What you say about black and white (and silver, for that matter) is correct. Even worse, though, are some of the MPC colours, like Yellow and Red; those are hard to see details on, and they tend to change the colour of any primer you put on them; there's always a bit of 'bleed' it seems!


----------



## djnick66 (May 2, 2008)

I like light grey or light sand/tan. The newer, lighter, olive that Tamiya uses is not bad either, at least compared to the old black olive in their 70s kits.

The trouble too with unpainted plastic is that it always looks like plastic. I had an old Revell car 57 chevy body in nice, opaque, black plastic. I spent hours and hours polishing it until it had a mirror like, flawless, finish... yet it still looked like plastic, somehow.
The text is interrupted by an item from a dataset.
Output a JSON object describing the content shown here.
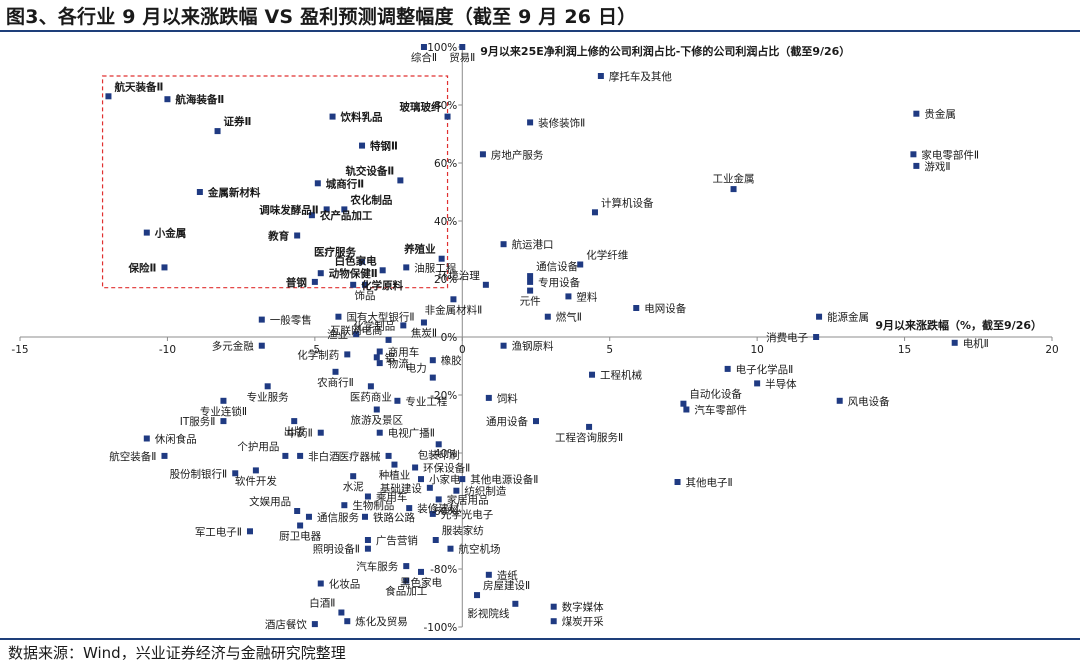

Plus you could see some mold sink marks on the hood that just killed any realism. Plastic just looks like plastic. And a lot of colors like red, yellow, etc. especially today, are translucent. At least back in the 60s they used better quality plastic, more dye, and kits had thicker parts.


----------



## scotpens (Sep 6, 2003)

djnick66 said:


> And, as cool as the multi colored plastic is "in the box" an unpainted plastic model, no matter how many colors it comes molded in, still looks like plastic.


And plastic with metallic pigment in it always has swirls and flow marks from the molding process. That's acceptable for a toy, but not if you want to build a model that's even halfway realistic.


----------